Take: Earthtones & Concrete

Take
Earthtones & Concrete
Inner Current
2007-10-05

Coming out of the birthing ground for edIT and Mush Records’ finest, Take’s long awaited debut solidifies Los Angeles as the home of glitch-hop. From the cofounder position at a beat showcase night, he’s been honing his live skills for over a decade now, releasing a handful of EPs and singles in that time. With all that experience, and an education in music engineering and composition, it comes as no surprise that 29-year-old Thomas Wilson’s premiere full-length is as mature and fully developed as a Broadway performance of Cats. Earthtones & Concrete could easily confuse a person into thinking it’s the newest from Guillermo Scott Heron’s Prefuse 73 alter ego. The record seems to satisfy the promise shown by Vocal Studies and One Word Extinguisher before Heron got a bit lost in the frills.

Showing poise beyond his years, Wilson’s genre-standard booming round hip-hop beats revel in the glow of jazz-influenced synth melodies, which spill over ambient horizons and skittering clicks and blips. His compositions flow with a graceful elegance not often achieved with glitch, a warmly organic sheen that speaks equally to the heart and mind. The liquid soul of dance lives in the “Slouched Over” remix, which pieces a bangin’ boom-bap beat together with a vibrating but cheap sounding subbase, cascading wah-wah funk, and old 8-bit video game sounds. Headbangers will want to put on a helmet when that track starts kicking. For the most part, though, Earthtones & Concrete pushes you to just pull your chutes and float on down to a blunted chill pillow bellowing grey smoke and hazy lava dreams. Groovy.

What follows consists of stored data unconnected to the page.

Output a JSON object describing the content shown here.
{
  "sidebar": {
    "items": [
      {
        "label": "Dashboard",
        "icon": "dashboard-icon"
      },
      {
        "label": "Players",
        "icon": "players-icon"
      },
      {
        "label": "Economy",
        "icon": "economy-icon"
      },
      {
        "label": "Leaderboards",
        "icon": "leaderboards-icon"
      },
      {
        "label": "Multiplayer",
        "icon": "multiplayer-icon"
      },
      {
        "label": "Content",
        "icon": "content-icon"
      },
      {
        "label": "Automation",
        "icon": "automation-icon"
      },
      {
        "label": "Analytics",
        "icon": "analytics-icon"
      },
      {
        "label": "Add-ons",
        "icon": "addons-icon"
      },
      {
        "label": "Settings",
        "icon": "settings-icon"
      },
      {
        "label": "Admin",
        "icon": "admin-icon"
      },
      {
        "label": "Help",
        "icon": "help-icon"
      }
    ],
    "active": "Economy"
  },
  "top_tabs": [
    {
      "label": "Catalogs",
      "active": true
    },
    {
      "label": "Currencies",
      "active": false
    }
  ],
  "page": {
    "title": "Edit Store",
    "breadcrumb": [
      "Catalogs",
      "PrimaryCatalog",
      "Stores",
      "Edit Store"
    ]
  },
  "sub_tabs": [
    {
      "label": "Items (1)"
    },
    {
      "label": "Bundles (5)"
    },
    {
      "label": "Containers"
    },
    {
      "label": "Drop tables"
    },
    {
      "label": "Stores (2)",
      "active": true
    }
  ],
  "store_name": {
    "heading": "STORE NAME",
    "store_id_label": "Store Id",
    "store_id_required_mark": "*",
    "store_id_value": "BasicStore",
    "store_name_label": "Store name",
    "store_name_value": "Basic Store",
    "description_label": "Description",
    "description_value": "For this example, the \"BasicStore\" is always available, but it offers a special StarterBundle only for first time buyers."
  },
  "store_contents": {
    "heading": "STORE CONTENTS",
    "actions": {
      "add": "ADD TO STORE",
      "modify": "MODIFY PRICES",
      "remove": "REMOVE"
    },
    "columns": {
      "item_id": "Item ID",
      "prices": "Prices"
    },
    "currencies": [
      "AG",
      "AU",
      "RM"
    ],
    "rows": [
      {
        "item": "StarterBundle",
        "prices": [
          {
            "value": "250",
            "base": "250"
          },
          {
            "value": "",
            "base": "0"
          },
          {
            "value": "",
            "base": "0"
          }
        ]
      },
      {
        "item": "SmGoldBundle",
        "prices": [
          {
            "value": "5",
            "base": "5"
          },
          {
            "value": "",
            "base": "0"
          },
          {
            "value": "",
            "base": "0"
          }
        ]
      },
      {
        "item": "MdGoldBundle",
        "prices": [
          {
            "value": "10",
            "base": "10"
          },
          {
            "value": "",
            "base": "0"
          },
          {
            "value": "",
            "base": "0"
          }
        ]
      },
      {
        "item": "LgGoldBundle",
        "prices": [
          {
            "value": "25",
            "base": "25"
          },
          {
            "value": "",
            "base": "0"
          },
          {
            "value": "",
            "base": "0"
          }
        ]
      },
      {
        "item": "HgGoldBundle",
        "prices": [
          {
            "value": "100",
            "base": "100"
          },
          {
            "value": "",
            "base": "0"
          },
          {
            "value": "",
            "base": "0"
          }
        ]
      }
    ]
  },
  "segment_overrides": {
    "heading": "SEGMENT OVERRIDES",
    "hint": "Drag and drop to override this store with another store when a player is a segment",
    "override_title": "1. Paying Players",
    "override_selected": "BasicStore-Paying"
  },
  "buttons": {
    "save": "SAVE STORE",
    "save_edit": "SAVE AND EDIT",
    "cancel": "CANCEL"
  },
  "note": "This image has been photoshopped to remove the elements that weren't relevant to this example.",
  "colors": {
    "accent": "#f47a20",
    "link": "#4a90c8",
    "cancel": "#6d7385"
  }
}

If the debut has a weakness, it’s that it does its job either too well or too often. The pacing and aural pallet stay pretty consistent throughout, which can lose some people with natural or chemically developed attention difficulties. Granted, that kind of semi-rigid consistency is something they look for with party friendly drum ‘n’ bass and house. But with a hip-hop based downtempo album such as this, you may have to put a little effort into paying the respect to Earthtones & Concrete that it truly deserves. Wilson’s definitely got the skills to pay the bills and I’m twitching with anticipation to see where he goes from here.